Submitted by SJW on 9 May, 2018 - 12:28 Author: Ann Field
Protest at Unite HQ

In a decision announced on 4 May, the Certification Officer rejected a complaint by Gerard Coyne that the General Secretary
election conducted by Unite the Union last year had been in breach of the union’s rulebook.

The election had been triggered by incumbent General Secretary Len McCluskey’s decision to resign – and then stand again.
When first elected as General Secretary in 2010, McCluskey had promised to be a “one-term-of-office-only” General Secretary. But last April’s election was the third time he contested the position.
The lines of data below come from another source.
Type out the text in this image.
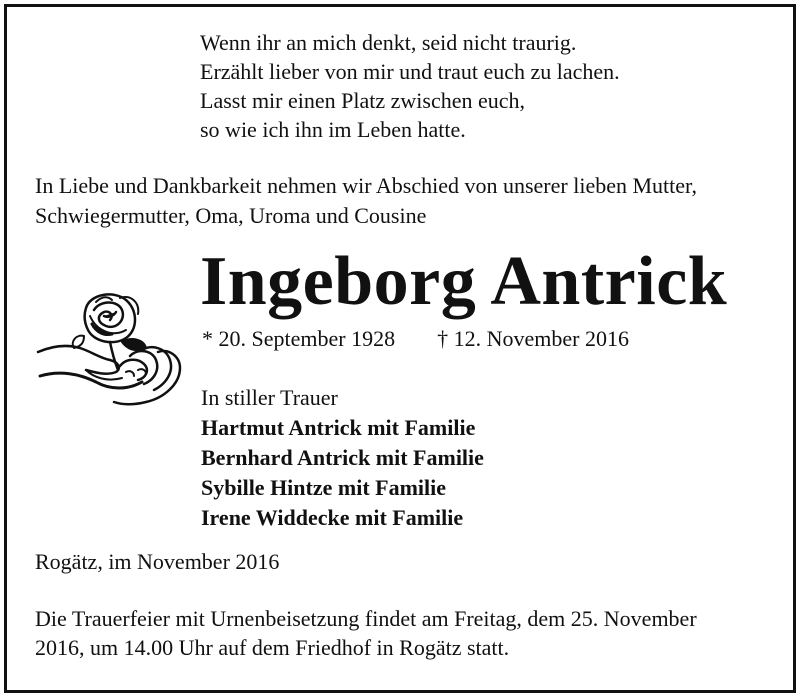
Wenn ihr an mich denkt, seid nicht traurig.
Erzählt lieber von mir und traut euch zu lachen.
Lasst mir einen Platz zwischen euch,
so wie ich ihn im Leben hatte.
In Liebe und Dankbarkeit nehmen wir Abschied von unserer lieben Mutter,
Schwiegermutter, Oma, Uroma und Cousine
Ingeborg Antrick
* 20. September 1928 † 12. November 2016
In stiller Trauer
Hartmut Antrick mit Familie
Bernhard Antrick mit Familie
Sybille Hintze mit Familie
Irene Widdecke mit Familie
Rogätz, im November 2016
Die Trauerfeier mit Urnenbeisetzung findet am Freitag, dem 25. November
2016, um 14.00 Uhr auf dem Friedhof in Rogätz statt.
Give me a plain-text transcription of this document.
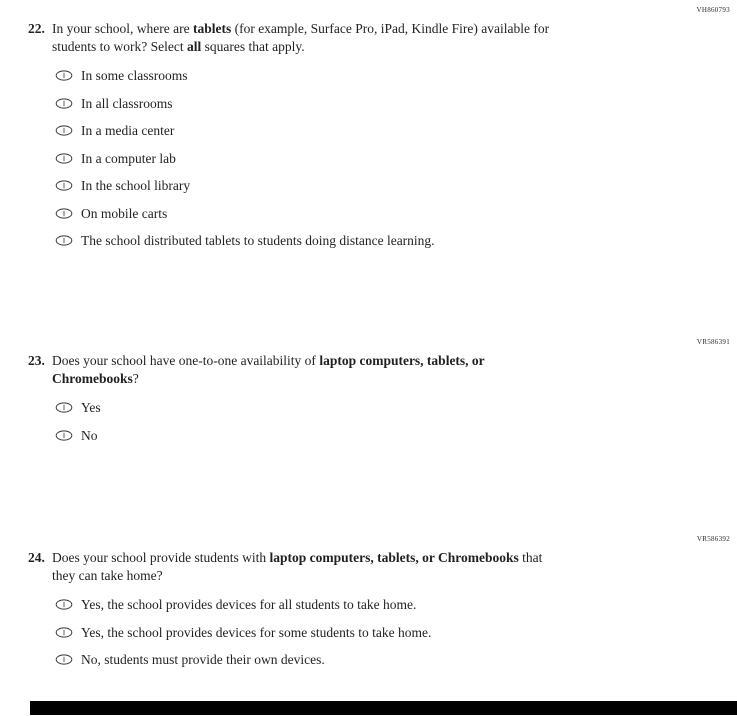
VH860793
22. In your school, where are tablets (for example, Surface Pro, iPad, Kindle Fire) available for students to work? Select all squares that apply.
In some classrooms
In all classrooms
In a media center
In a computer lab
In the school library
On mobile carts
The school distributed tablets to students doing distance learning.
VR586391
23. Does your school have one-to-one availability of laptop computers, tablets, or Chromebooks?
Yes
No
VR586392
24. Does your school provide students with laptop computers, tablets, or Chromebooks that they can take home?
Yes, the school provides devices for all students to take home.
Yes, the school provides devices for some students to take home.
No, students must provide their own devices.
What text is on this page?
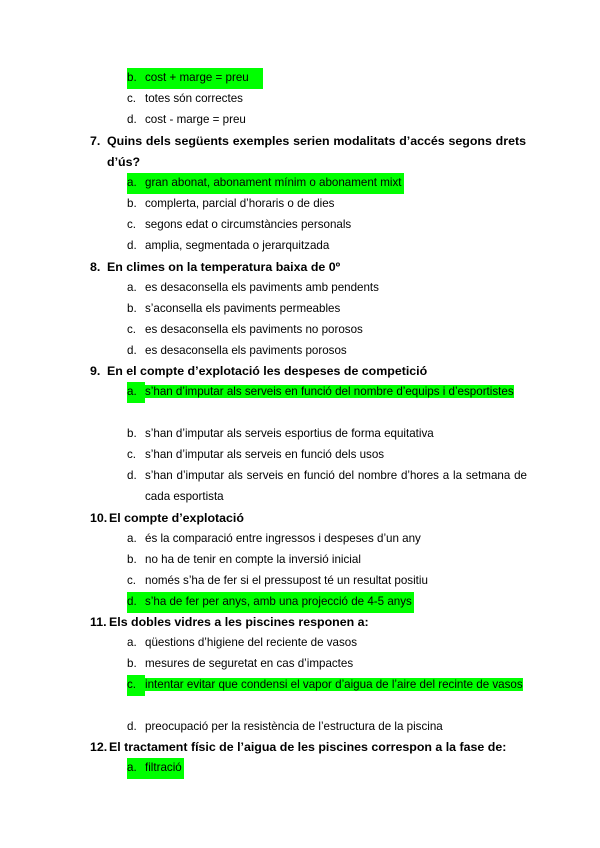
b. cost + marge = preu
c. totes són correctes
d. cost - marge = preu
7. Quins dels següents exemples serien modalitats d’accés segons drets d’ús?
a. gran abonat, abonament mínim o abonament mixt
b. complerta, parcial d’horaris o de dies
c. segons edat o circumstàncies personals
d. amplia, segmentada o jerarquitzada
8. En climes on la temperatura baixa de 0º
a. es desaconsella els paviments amb pendents
b. s’aconsella els paviments permeables
c. es desaconsella els paviments no porosos
d. es desaconsella els paviments porosos
9. En el compte d’explotació les despeses de competició
a. s’han d’imputar als serveis en funció del nombre d’equips i d’esportistes
b. s’han d’imputar als serveis esportius de forma equitativa
c. s’han d’imputar als serveis en funció dels usos
d. s’han d’imputar als serveis en funció del nombre d’hores a la setmana de cada esportista
10. El compte d’explotació
a. és la comparació entre ingressos i despeses d’un any
b. no ha de tenir en compte la inversió inicial
c. només s’ha de fer si el pressupost té un resultat positiu
d. s’ha de fer per anys, amb una projecció de 4-5 anys
11. Els dobles vidres a les piscines responen a:
a. qüestions d’higiene del reciente de vasos
b. mesures de seguretat en cas d’impactes
c. intentar evitar que condensi el vapor d’aigua de l’aire del recinte de vasos
d. preocupació per la resistència de l’estructura de la piscina
12. El tractament físic de l’aigua de les piscines correspon a la fase de:
a. filtració
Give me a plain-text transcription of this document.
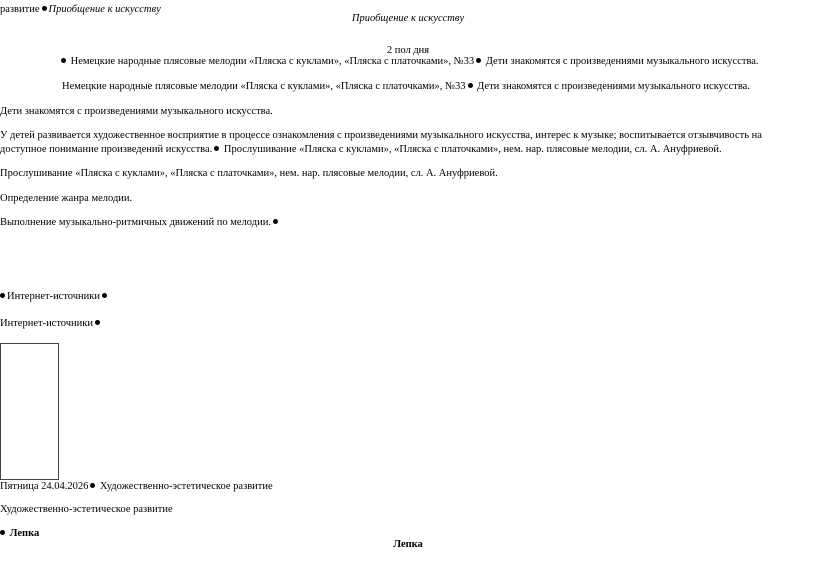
развитие Приобщение к искусству
Приобщение к искусству
2 пол дня
Немецкие народные плясовые мелодии «Пляска с куклами», «Пляска с платочками», №33 Дети знакомятся с произведениями музыкального искусства.
Немецкие народные плясовые мелодии «Пляска с куклами», «Пляска с платочками», №33 Дети знакомятся с произведениями музыкального искусства.
Дети знакомятся с произведениями музыкального искусства.
У детей развивается художественное восприятие в процессе ознакомления с произведениями музыкального искусства, интерес к музыке; воспитывается отзывчивость на
доступное понимание произведений искусства. Прослушивание «Пляска с куклами», «Пляска с платочками», нем. нар. плясовые мелодии, сл. А. Ануфриевой.
Прослушивание «Пляска с куклами», «Пляска с платочками», нем. нар. плясовые мелодии, сл. А. Ануфриевой.
Определение жанра мелодии.
Выполнение музыкально-ритмичных движений по мелодии.
Интернет-источники
Интернет-источники
Пятница 24.04.2026 Художественно-эстетическое развитие
Художественно-эстетическое развитие
Лепка
Лепка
His victory secured him a twelve-year term of office in total.

McCluskey had claimed that his decision to resign was for the good of the union:

A General Secretary election had to be held sooner or later; by resigning early, McCluskey would save the union money; it would allow the General Secretary election to be held at the same time as elections for the union’s National Executive Council.
The right-wing challenger to McCluskey was Gerard Coyne. His was a particularly nasty campaign, targeted at the most passive and most prejudiced sections of the Unite membership.

Despite the resources McCluskey poured into his election campaign, and despite the support he enjoyed from the Unite “machine”, McCluskey won by less than 6,000 votes on a 12% turnout.

Coyne, Unite’s West Midlands Regional Secretary, had been suspended from his job a week before the election result was announced. He was subsequently sacked by Unite in June.

In one of several sets of legal proceedings launched by Coyne after the election, Coyne lodged a complaint with the Certification Officer that McCluskey had never really resigned from the position of General Secretary, and the election was therefore invalid.

The Certification Officer was a creation of the 1974-79 Labour government. Its function was largely to check that only bona fides trade unions could register as trade unions. Over time, it has become the policeman, the judge and the jury presiding over the trade union movement.

In a nutshell, Coyne’s argument was: The rulebook allows an election to be held only if a General Secretary retires, resigns or dies; but McCluskey continued to exercise his General Secretary functions throughout the election campaign; he had therefore not resigned from his position; the election was therefore invalid.

The Certification Officer rejected Coyne’s complaint: McCluskey had handed in his letter of resignation in December of 2016; that counted as his resignation; McCluskey subsequently, so to speak, was working off his notice.

A further Certification Officer hearing will be held in June, dealing with Coyne’s nine other complaints about the conduct of last year’s election.

These include: denial of access to union databases to Coyne; blocking Coyne’s attempts to raise issues of alleged misuse of union resources; harassment of Coyne and his supporters by union employees; and illegal use by McCluskey of “robocalling”.
It is good that Coyne lost.

But the downside of Coyne’s victory is that McCluskey will feel emboldened to press ahead with his clampdown on dissent in Unite and his increasingly authoritarian top-down approach to running what is, at least on paper, a lay-member-led union.